17685
Association Between a Polymorphism in the Maternal Serotonin Transporter Gene and Prenatal Stress and a Subset of ASD with Hypersensitivity to Sensory Stimuli
Autism Spectrum Disorder (ASD) is a complex neurodevelopmental condition with a highly heterogeneous phenotype. Identifying subsets of ASD and their possible causes is a critical step in creating a more complete understanding of the disorder and may provide insight into potential treatments. Dysfunction in the serotonergic system has been implicated in the etiology of ASD. Evidence in animal models and preliminary data in humans in our lab suggests that a maternal polymorphism in the promoter region (5-HTTLPR) of the serotonin transporter gene (SLC6A4) interacts with prenatal stress to cause an increased risk for the development of ASD in the child. Knockout of the serotonin transporter has shown the critical role of this gene in the proper development of the sensory barrel fields in the rodent brain.

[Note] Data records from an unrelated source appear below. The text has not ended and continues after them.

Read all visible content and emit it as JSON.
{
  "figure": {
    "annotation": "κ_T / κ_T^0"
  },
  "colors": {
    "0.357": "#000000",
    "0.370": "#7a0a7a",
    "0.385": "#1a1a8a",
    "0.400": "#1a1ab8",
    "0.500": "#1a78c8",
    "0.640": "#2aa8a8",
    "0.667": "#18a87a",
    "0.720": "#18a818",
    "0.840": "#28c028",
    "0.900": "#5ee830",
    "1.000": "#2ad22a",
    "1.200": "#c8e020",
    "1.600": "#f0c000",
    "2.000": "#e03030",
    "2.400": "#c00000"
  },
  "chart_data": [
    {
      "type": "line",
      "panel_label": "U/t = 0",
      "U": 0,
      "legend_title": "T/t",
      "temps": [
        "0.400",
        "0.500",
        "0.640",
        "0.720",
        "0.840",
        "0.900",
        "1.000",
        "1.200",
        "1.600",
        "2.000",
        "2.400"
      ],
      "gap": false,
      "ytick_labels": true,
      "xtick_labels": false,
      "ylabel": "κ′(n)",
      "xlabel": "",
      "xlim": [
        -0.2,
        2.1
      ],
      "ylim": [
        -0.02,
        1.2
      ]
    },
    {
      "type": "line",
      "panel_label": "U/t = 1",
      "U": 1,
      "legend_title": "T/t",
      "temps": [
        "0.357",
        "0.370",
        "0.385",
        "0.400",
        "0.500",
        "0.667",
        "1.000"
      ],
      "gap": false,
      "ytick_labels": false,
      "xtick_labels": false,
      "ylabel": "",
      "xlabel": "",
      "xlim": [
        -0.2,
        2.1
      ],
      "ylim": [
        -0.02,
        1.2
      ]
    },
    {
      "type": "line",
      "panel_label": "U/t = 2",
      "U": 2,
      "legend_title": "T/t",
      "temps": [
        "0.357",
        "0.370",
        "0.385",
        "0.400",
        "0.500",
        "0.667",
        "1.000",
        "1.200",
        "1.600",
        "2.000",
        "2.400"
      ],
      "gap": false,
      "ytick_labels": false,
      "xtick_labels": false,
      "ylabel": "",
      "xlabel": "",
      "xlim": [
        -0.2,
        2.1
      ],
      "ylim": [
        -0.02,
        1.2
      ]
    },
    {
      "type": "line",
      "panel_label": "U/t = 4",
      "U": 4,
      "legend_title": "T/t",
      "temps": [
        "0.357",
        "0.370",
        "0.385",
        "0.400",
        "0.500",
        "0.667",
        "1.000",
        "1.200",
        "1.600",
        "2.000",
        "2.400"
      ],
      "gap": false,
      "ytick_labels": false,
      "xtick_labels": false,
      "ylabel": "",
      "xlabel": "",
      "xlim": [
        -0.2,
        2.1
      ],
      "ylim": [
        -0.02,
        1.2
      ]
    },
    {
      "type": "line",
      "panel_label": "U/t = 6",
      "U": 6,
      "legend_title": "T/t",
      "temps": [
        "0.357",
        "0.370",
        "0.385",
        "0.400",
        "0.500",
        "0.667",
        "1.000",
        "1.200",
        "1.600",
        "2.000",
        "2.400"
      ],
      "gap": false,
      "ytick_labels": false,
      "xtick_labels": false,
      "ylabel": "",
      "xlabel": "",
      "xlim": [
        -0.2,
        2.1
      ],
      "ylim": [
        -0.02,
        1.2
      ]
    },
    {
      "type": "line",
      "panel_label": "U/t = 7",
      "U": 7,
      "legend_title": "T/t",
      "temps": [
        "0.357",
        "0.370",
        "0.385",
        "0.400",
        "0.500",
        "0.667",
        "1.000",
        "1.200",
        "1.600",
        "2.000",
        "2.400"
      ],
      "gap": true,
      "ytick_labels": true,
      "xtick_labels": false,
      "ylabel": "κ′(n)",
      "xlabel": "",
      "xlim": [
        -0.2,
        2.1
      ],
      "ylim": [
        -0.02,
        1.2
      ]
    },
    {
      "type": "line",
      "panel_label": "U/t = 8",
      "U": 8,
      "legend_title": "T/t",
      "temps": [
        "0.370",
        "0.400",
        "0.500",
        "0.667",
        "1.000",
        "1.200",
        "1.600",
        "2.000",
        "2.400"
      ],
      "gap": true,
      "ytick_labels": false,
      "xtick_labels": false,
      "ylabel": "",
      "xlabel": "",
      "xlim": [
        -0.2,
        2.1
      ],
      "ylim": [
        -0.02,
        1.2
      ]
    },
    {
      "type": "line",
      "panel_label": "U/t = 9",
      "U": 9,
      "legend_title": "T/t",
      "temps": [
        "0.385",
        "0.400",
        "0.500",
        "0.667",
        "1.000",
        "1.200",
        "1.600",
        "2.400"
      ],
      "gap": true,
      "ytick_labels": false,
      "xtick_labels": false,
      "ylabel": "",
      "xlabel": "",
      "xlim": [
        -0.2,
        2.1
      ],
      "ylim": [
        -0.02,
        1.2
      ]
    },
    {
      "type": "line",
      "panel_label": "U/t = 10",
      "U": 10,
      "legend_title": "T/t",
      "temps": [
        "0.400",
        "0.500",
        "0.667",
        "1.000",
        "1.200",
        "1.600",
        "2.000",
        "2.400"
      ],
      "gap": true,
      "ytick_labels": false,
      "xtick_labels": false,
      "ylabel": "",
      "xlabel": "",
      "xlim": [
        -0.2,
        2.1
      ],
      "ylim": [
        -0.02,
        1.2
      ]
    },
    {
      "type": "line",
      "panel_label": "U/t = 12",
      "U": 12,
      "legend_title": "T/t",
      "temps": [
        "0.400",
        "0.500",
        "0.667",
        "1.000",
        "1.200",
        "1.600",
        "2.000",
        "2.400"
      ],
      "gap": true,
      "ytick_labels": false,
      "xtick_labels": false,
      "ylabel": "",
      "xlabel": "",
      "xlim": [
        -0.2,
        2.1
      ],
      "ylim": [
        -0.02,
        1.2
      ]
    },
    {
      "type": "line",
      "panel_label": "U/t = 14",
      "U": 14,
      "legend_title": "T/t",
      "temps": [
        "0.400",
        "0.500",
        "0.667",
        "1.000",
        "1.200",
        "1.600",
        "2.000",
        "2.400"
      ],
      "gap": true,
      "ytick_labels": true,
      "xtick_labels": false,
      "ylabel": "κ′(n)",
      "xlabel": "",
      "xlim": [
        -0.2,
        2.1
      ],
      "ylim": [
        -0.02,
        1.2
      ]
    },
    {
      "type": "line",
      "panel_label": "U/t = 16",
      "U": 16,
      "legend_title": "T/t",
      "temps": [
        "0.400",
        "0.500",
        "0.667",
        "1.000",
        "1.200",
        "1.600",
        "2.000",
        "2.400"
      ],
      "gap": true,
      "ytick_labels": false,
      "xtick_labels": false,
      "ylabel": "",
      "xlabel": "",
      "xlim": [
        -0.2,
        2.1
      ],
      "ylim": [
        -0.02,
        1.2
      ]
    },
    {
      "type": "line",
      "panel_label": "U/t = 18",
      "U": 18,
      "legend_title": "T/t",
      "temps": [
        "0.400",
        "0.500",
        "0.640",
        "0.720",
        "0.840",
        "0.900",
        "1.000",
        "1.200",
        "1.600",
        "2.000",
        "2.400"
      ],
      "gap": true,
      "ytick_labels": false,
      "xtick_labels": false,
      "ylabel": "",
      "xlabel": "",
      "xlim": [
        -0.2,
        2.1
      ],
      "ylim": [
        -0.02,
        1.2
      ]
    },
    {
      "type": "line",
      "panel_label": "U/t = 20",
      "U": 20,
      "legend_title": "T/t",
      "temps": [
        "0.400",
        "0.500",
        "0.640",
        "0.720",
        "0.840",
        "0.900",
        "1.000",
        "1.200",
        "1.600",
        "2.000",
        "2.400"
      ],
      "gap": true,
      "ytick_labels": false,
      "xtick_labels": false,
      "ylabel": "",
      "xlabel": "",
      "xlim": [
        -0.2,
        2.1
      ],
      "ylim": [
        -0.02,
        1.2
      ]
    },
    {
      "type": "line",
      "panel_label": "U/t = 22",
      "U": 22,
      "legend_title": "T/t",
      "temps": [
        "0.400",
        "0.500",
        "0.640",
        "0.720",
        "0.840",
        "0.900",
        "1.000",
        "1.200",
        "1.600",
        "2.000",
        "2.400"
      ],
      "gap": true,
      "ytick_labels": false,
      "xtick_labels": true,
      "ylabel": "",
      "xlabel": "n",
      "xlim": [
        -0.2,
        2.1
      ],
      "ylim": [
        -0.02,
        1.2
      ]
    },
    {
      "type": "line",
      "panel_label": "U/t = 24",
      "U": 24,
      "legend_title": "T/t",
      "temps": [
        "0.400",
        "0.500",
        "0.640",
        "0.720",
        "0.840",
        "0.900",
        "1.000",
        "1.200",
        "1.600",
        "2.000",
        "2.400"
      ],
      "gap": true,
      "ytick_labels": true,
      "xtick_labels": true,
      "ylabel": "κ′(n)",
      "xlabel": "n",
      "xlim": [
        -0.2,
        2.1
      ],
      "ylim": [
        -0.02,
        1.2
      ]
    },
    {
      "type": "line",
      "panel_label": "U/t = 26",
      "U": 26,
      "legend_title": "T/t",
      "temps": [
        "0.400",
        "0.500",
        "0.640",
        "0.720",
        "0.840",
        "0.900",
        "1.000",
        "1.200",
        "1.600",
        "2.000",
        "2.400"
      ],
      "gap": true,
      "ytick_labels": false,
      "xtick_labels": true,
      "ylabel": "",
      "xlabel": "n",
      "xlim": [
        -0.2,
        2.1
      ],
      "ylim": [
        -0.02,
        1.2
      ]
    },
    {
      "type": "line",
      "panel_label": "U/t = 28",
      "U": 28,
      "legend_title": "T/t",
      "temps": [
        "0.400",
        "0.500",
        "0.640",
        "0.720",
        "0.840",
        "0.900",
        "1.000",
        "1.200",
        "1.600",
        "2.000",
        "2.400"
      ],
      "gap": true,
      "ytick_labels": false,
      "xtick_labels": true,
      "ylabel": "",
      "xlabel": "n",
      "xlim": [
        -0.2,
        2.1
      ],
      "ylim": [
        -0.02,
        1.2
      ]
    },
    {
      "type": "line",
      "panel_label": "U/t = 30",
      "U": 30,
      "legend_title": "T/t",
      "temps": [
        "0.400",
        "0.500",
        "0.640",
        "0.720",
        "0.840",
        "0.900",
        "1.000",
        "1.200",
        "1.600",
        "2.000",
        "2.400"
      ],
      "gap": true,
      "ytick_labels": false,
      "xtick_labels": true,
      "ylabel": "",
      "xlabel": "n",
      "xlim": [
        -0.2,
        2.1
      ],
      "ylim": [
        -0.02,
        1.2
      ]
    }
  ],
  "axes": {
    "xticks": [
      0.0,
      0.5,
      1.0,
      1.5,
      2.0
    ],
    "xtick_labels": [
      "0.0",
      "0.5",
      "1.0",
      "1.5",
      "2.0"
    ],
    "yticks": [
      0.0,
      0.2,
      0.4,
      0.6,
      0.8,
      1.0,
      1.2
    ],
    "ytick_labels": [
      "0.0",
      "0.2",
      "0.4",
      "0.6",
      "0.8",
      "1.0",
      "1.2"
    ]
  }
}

Since a portion of individuals with ASD have extreme hypersensitivity to sensory stimuli, it is of interest to investigate the possible association between the maternal 5-HTTLPR polymorphism and prenatal stress, both of which have profound effects on the serotonergic system, and this abnormal sensory phenotype in the ASD population.
Objectives:
Our aim is to discover if children with ASD exposed to prenatal stress with a mother carrying the short allele in the promoter region of the serotonin transporter gene are more prone to have hypersensitivity to sensory stimuli.
Methods:
Blood was collected from families with children diagnosed with ASD for genetic analysis. DNA was isolated using a Flexigene (Qiagen, Valencia, CA) kit following manufacturer specifications. PCR was performed using previously documented protocols. Products were then analyzed via gel electrophoresis. Mothers were asked to complete several questionnaires regarding their history of stress exposure during pregnancy, and the timing of the stressors. Additionally, forms describing detailed information on the child’s sensitivity to visual and auditory stimuli were filled out by the parents.
Results:
Early evidence suggests that a maternal 44 base-pair deletion in the 5-HTTLPR interacts with prenatal stressors to increase the risk for a subset of ASD with hypersensitivity to sensory stimuli. These children were more likely to be reported as having severe discomfort and negative reactions to either visual or auditory stimuli or both compared to children with ASD not exposed to these factors.
Conclusions:
This study is beginning to suggest a specific gene and environment interaction during development may increase the risk for a particular subset of ASD. More data is needed and is still being collected in this study. However, these preliminary results provide insight into a distinct mechanism underlying a specific behavioral phenotype observed in this neurodevelopmental condition.